Je ne socialiserai plus vraiment non plus puisque quand je me force à le faire, étant une personne de nature plutôt introvertie ça ne me vient pas naturellement non, on s’imagine que ça signifie que je n’ai rien à faire… c’est sûr qu’en travaillant à temps plein, en ayant deux chiens, des amis, en étant aux études, en thérapie, en faisant ce blogue bénévolement, en ayant une pratique artistique et une pratique d’écriture en plus, en suivant des traitements pour le stress post traumatique et en ayant les mêmes obligations que tous les humains, je n’ai absolument rien à faire… et ce n’est surtout pas un effort humain que je fais de faire la conversation à mes collègues.

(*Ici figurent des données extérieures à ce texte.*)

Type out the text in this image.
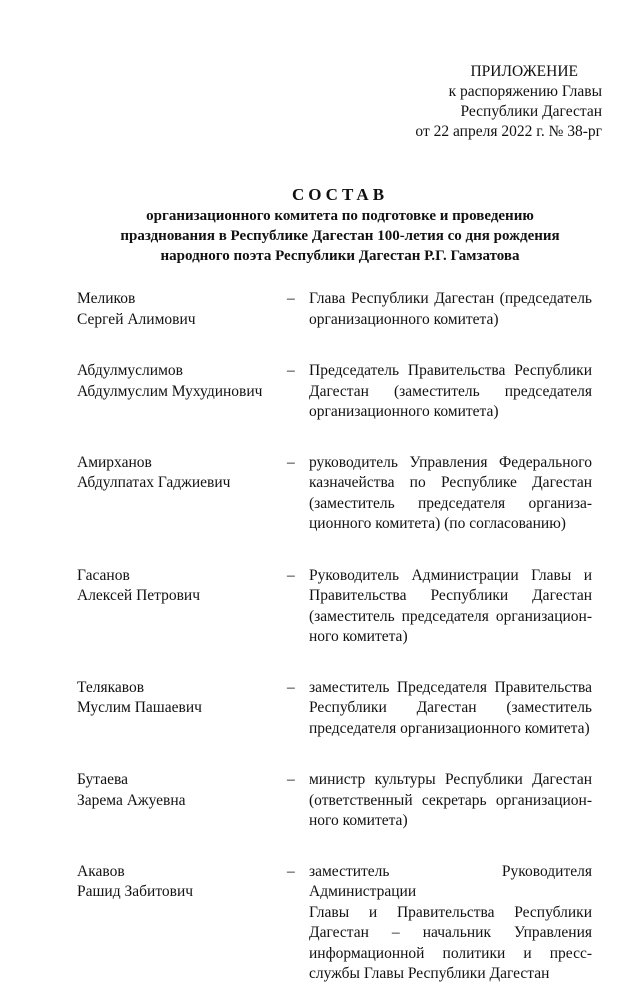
ПРИЛОЖЕНИЕ
к распоряжению Главы
Республики Дагестан
от 22 апреля 2022 г. № 38-рг
СОСТАВ
организационного комитета по подготовке и проведению
празднования в Республике Дагестан 100-летия со дня рождения
народного поэта Республики Дагестан Р.Г. Гамзатова
Меликов
Сергей Алимович
– Глава Республики Дагестан (председатель
организационного комитета)
Абдулмуслимов
Абдулмуслим Мухудинович
– Председатель Правительства Республики
Дагестан (заместитель председателя
организационного комитета)
Амирханов
Абдулпатах Гаджиевич
– руководитель Управления Федерального
казначейства по Республике Дагестан
(заместитель председателя организа-
ционного комитета) (по согласованию)
Гасанов
Алексей Петрович
– Руководитель Администрации Главы и
Правительства Республики Дагестан
(заместитель председателя организацион-
ного комитета)
Телякавов
Муслим Пашаевич
– заместитель Председателя Правительства
Республики Дагестан (заместитель
председателя организационного комитета)
Бутаева
Зарема Ажуевна
– министр культуры Республики Дагестан
(ответственный секретарь организацион-
ного комитета)
Акавов
Рашид Забитович
– заместитель Руководителя Администрации
Главы и Правительства Республики
Дагестан – начальник Управления
информационной политики и пресс-
службы Главы Республики Дагестан
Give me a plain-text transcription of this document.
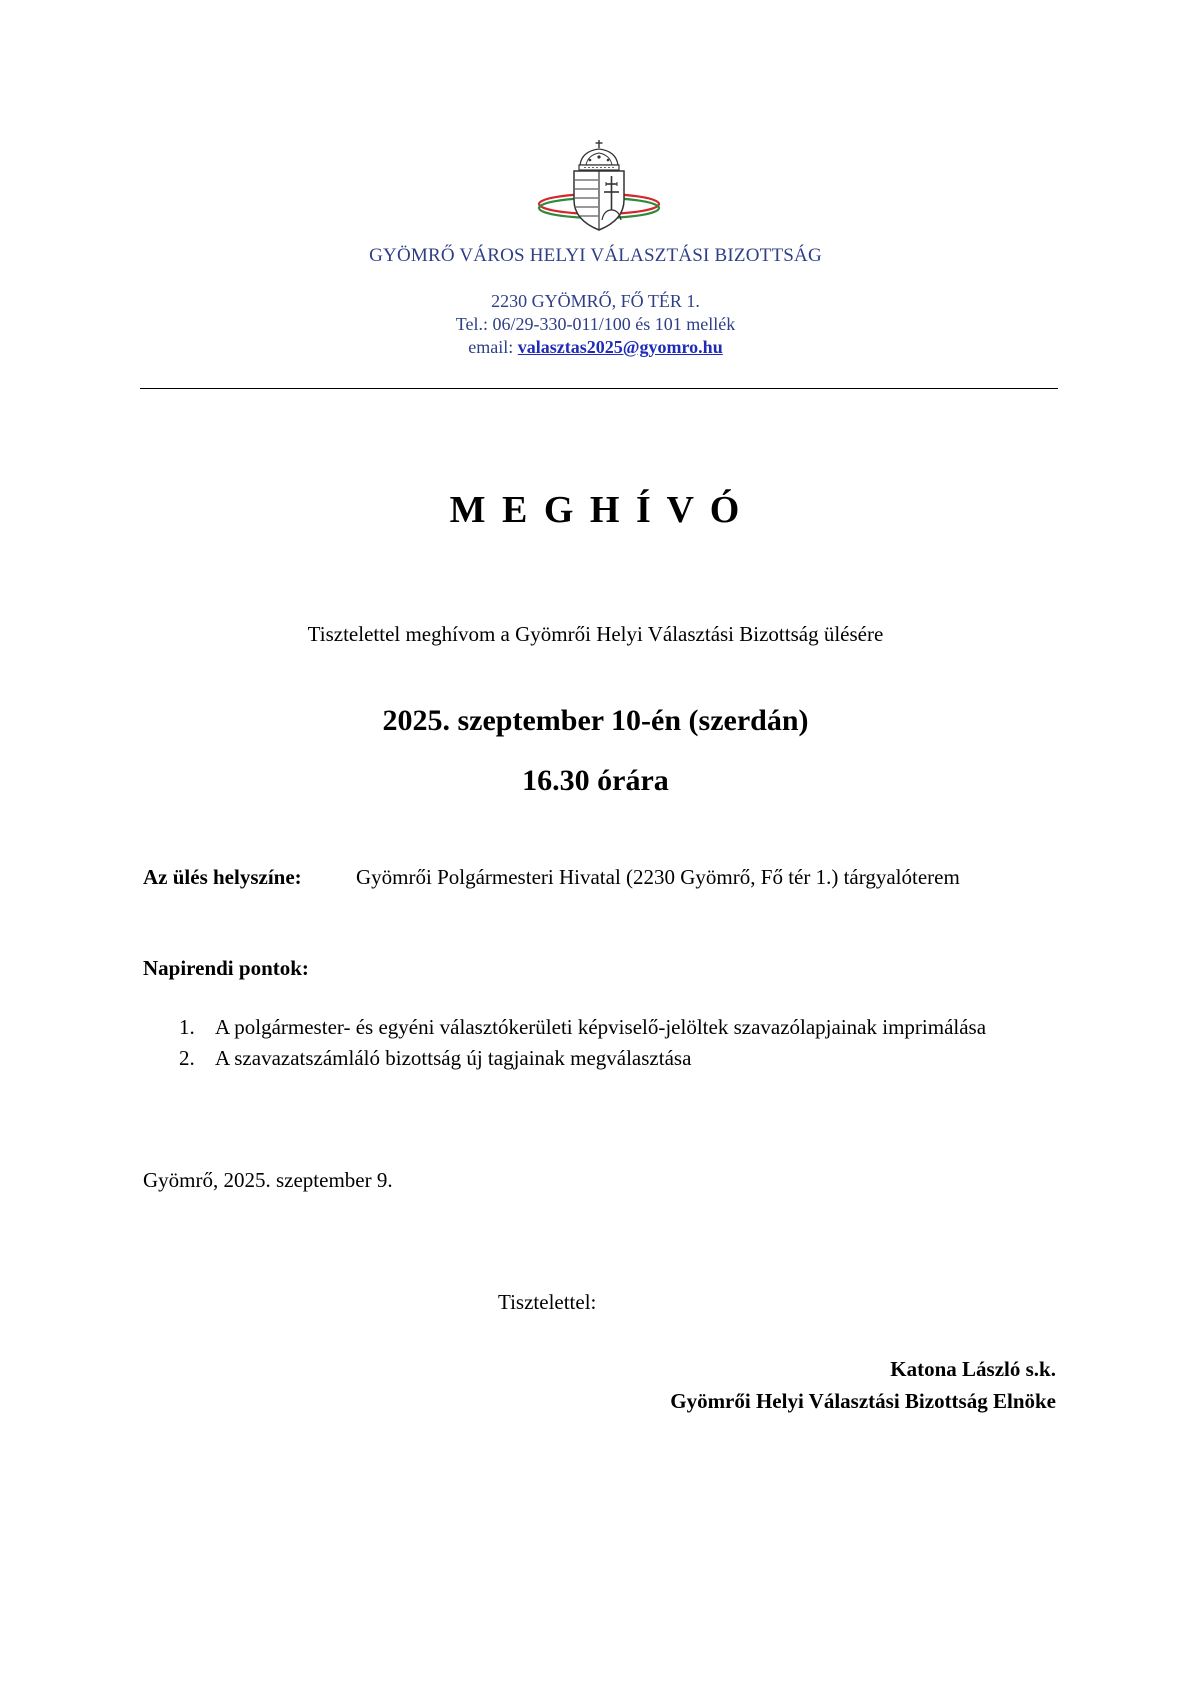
GYÖMRŐ VÁROS HELYI VÁLASZTÁSI BIZOTTSÁG
2230 GYÖMRŐ, FŐ TÉR 1.
Tel.: 06/29-330-011/100 és 101 mellék
email: valasztas2025@gyomro.hu
M E G H Í V Ó
Tisztelettel meghívom a Gyömrői Helyi Választási Bizottság ülésére
2025. szeptember 10-én (szerdán)
16.30 órára
Az ülés helyszíne:	Gyömrői Polgármesteri Hivatal (2230 Gyömrő, Fő tér 1.) tárgyalóterem
Napirendi pontok:
1. A polgármester- és egyéni választókerületi képviselő-jelöltek szavazólapjainak imprimálása
2. A szavazatszámláló bizottság új tagjainak megválasztása
Gyömrő, 2025. szeptember 9.
Tisztelettel:
Katona László s.k.
Gyömrői Helyi Választási Bizottság Elnöke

A partir de maintenant, je m’en fiche vraiment royalement de ce qu’on pense de moi au travail. Ça n’a à peu près jamais rien à voir avec ma valeur ni les faits réels. La seule chose que je vais exiger d’eux maintenant c’est de pouvoir faire mon travail dans la paix et le respect, parce que je fais déjà beaucoup plus que ce qu’on me demande. Les choses auront changé pour moi d’ici deux ans, peu importe comment, mais ce sera pour le mieux.

Heureusement mes deux amours m’ont réveillée avec des câlins ce matin. La vente de garage est reportée à demain à cause de la pluie.